“Yo, si puedo” - Andrea Druetto



Mi nombre es Andrea Druetto
Soy psicóloga y trabajadora de salud en el primer nivel de atención 
en la ciudad de Rosario, Santa Fe.
Hace más de diez años me convoca la apuesta, siempre con otros/as, de gestar y acompañar espacios grupales y colectivos en el marco de las prácticas de la atención primaria de la salud.
El escrito compartido habla de una de esas apuestas en la que nos embarcamos allá por el 2012 
con un conjunto de compañerxs y con la comunidad.
En el oeste profundo y olvidado de  la ciudad de torres gigantes y lujosas,
nació una ronda "para aprender a leer y escribir".
Hubo donaciones importantes de historias, palabras, escucha atenta y mucha ternura
que alimentaba cada semana ese encuentro.
Una experiencia que apostaba a transformar la vida de otrxs (quizás así fue)
pero de lo que no tengo duda es que transformó la mía para siempre.

“yo, si puedo”

La vieja pava desvencijada y oxidada ya está sobre el fuego. Toma unos mates bajo la sombra frondosa de aquel árbol, y sale.

Con su paso lento, casi arrastrando los pies, Ana anda bajo el sol del otoño. Hace un tiempo que no llueve; el polvo se levanta y arremete en pequeños remolinos; casi igualito que en su Chaco natal.

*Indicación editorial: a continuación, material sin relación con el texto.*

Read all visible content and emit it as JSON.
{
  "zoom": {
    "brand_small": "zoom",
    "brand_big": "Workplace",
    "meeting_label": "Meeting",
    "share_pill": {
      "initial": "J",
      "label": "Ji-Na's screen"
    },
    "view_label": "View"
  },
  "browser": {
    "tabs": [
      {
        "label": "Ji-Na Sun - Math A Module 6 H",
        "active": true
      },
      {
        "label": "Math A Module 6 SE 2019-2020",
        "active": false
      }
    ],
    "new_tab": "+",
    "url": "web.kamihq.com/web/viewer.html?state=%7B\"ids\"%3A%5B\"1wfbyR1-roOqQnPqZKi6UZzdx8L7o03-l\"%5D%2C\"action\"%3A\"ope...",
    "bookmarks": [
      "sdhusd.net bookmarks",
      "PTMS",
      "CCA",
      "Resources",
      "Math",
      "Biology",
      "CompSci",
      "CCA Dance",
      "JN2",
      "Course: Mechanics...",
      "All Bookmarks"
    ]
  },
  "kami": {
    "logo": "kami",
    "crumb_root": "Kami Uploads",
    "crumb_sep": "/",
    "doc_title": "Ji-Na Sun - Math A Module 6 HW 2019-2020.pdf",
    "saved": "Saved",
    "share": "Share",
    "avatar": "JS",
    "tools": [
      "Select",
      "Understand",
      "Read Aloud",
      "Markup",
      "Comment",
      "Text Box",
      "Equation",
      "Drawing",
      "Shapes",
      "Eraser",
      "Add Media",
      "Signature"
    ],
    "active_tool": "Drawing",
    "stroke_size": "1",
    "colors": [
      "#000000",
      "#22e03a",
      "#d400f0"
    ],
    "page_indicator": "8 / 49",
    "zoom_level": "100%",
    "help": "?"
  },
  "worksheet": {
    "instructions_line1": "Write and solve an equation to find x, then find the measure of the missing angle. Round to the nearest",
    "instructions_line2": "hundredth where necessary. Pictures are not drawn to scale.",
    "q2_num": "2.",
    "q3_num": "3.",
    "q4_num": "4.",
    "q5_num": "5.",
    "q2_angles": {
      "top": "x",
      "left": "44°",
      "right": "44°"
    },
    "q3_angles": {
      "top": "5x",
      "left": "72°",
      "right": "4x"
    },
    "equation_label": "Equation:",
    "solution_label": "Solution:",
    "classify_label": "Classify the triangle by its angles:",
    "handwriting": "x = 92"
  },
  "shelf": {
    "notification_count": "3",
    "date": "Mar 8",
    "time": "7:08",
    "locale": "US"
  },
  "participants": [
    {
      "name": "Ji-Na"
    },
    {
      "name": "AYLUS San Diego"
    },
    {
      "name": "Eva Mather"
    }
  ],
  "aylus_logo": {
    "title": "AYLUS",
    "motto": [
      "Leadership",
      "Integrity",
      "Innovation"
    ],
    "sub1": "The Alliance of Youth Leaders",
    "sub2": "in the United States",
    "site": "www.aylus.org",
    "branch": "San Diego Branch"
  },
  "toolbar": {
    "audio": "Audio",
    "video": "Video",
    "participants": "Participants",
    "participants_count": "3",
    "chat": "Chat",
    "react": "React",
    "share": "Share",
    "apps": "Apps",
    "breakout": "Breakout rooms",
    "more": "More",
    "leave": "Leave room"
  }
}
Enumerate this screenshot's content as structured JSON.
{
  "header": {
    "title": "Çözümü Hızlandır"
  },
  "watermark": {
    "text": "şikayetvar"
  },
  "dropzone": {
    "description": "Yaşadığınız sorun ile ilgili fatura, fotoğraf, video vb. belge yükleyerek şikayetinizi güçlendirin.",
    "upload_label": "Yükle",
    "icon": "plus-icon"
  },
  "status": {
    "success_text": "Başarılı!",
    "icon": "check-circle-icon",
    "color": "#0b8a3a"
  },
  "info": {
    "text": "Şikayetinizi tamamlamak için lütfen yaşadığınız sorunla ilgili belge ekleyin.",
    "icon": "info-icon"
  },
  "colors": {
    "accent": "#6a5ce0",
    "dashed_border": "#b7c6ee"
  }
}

Camina un poco más y atravesando la cancha de fútbol, escenario predilecto donde cada tarde la pelota crea sus firuletes para que se encuentren niños, jóvenes y mujeres. El sol de la siesta en aquel lejano barrio le va entibiando su cuerpo, sus manos chuecas zurcadas de trabajo y sacrificio, su mirada oscura, casi lejana, bañada de dolores viejos. En medio del campito que oficia de cancha, se oye una voz, sutil, que apenas uno alcanzaría a escuchar. Una voz ya que la llama. Ana se detiene y espera a su vecina, y ahora compañera, Beatriz

Con el mismo paso cancino, van charlando en Qom, su lengua. El pelo largo y oscuro le cae a Beatriz sobre los hombros, al ritmo del viento, le ocultan cada tanto las arrugas que le pueblan su rostro.

De apenas unas cuadras más atrás van saliendo sus tres fieles compañeros; Antonia; dibuja expertamente sus pasos rengos en medio del revoleteo de sus perros. Custodios predilectos, amenguan la soledad de las tardes. Sus manos también callosas guardan la historia del monte, del desarraigo, del olvido.

Elsa toma su bolsa, y sale. El sol le presta brillo a su melena rubia y ondulante. Con su andar cortito y con cierta presura atraviesa el lugar en donde vive desde hace apenas unos años. Los ojos le brillan en su celeste profundo y traen de regreso alguna añoranza chamamecera de su tierra correntina. A veces su “Angaú” se le cuela cada dos palabras mientras se le escapa alguna sonrisa fresca.

Caminando va y en el encuentro con Maria, van pintando la tarde de tonadas y decires en guaraní. A Maria los ojos negros también le brillan cuando se encuentra con su compañera.

A veces cabizbaja; con su andar flaco y desprolijo, pero su mirada verde y profunda, va llegando Isabel. Sus huesos cargan el dolor y el silencio de años, pero su rostro se ilumina con el encuentro y un abrazo apretujado fuerte pareciera ser su lenguaje predilecto.

Son las tres, una a una van llegando. Ella ya tiene todo listo, el pizarrón, la tele, el dvd, y lo mejor que tiene para donar, su amor y su respeto hacia el otro. Alejandra pensó que debería haber un sentido escondido por ahí, por el cual valía la pena arriesgarse. Y se arriesgo. Su mirada serena, clara y amable, las espera cada dia con el pretexto de aprender a leer y escribir.

Garabateando una letra, y otra y otra, estas seis mujeres van escribiendo una historia distinta, de encuentro, de respeto, y de transformación. Para ellas y para nosotros también. Enseñándonos a todos, que las revoluciones por las que vale la pena seguir luchando, son estas pequeñas gestas de todos los días.